Abdominal Tuberculosis, A Varied Presentation.Baluch, N, Tufall, M., Durrani, K., Ahmad, M. Proceedings S.Z. PGMI., 1992;6:51-55.
From March, 1988 to February, 1990, thirty patients diagnosed as abdominal tuberculosis were managed at the Shaikh Zayed Hospital Lahore. The diagnostic criteria included a positive histology, demonstration of A.F.B. and response to anti-tuberculosis chemotherapy. Barium meal follow through studies were done on 10 cases presenting as sub-acute bowel obstruction. All the cases were subjected to exploration surgery.

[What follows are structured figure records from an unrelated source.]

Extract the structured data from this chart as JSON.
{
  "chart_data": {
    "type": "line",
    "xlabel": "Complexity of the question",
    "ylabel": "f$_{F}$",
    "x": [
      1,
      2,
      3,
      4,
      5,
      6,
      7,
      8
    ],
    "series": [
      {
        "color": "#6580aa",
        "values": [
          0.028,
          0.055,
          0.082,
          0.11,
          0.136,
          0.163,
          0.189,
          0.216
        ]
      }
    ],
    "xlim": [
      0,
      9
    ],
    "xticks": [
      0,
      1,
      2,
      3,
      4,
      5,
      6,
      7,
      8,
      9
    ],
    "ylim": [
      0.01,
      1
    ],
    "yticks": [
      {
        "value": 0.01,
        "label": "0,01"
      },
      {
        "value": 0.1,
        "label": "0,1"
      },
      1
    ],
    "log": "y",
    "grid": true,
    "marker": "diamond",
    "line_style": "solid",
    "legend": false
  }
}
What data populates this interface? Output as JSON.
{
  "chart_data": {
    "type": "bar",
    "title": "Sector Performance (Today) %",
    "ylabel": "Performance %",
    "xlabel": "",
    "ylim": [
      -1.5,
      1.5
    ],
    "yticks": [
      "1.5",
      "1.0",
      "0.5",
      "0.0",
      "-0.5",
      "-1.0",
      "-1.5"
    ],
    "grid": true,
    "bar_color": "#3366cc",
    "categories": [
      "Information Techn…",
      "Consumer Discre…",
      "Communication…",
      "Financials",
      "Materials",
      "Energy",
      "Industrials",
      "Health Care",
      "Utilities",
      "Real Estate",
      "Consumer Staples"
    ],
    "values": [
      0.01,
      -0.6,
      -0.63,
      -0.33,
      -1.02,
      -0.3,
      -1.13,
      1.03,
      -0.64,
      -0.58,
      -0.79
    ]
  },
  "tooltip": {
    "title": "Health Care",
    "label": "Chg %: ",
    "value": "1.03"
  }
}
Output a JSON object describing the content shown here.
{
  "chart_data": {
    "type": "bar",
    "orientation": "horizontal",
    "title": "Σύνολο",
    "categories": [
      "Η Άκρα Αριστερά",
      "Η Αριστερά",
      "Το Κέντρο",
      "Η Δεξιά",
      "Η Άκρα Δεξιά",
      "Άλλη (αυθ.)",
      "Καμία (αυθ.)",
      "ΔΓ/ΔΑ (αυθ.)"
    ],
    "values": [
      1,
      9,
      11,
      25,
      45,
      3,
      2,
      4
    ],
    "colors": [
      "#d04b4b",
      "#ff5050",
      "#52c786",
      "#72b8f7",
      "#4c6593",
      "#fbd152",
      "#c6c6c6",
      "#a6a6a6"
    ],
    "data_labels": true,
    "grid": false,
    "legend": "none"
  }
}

The age range of the patients was from 15 to 60 years with a male to female ratio being 2:1. Primary intestinal tuberculosis was diagnosed in 26 individuals as they had no lesions in the chest x-ray. Seventeen patients presented with subacute intestinal obstruction and 13 with acute intes­tinal obstruction. The duration of symptoms varied from 4 days to one year. Plain x-rays of the abdomen revealed distended bowel loops and air fluid levels in 20 patients. Barium studies showed mucosal oedema of the small gut, stierlin’s sign, narrowing of the distal ileum and ileo-cae­cal region. On laparotomy, 22 patients hadinvolvement of the distal ileum, 8 had ileo-caecal lesion and 3 jejunal involvement. The surgical procedures performed were resection of ileum with end to end anastomosis in 14 cases, limited hemicolectomy and end ileostomy in 3 patients, loop ileostomy and stricturoplasty in 2 patients each. The histopathology reports showed typical caseating granulomas in all the cases with positive Ziehl Nelson stain for acid fast bacillus in 22 specimens. There was no mortality. Residual abscess was encountered in 2 cases and wound dehiscence in one case. The anti-tubercular therapy was completed by 26 patients and no delayed complications were noted. The highest incidence of bowel obstruction in patients with abdominal tuberculosis has been reported from the Indian subcontinent. Unfortunately there is no pathognomonic test and the absolute diagnosis requires a histological proof. Laparoscopy is thus the procedure of choice. Chemotherapy is advised for a period of 12 months. It is thus recommended that patients with vague bowel symptoms especially sub-acute obstruction should have contrast studies and in cases with perfora­tion, ileostomy is the procedure of choice.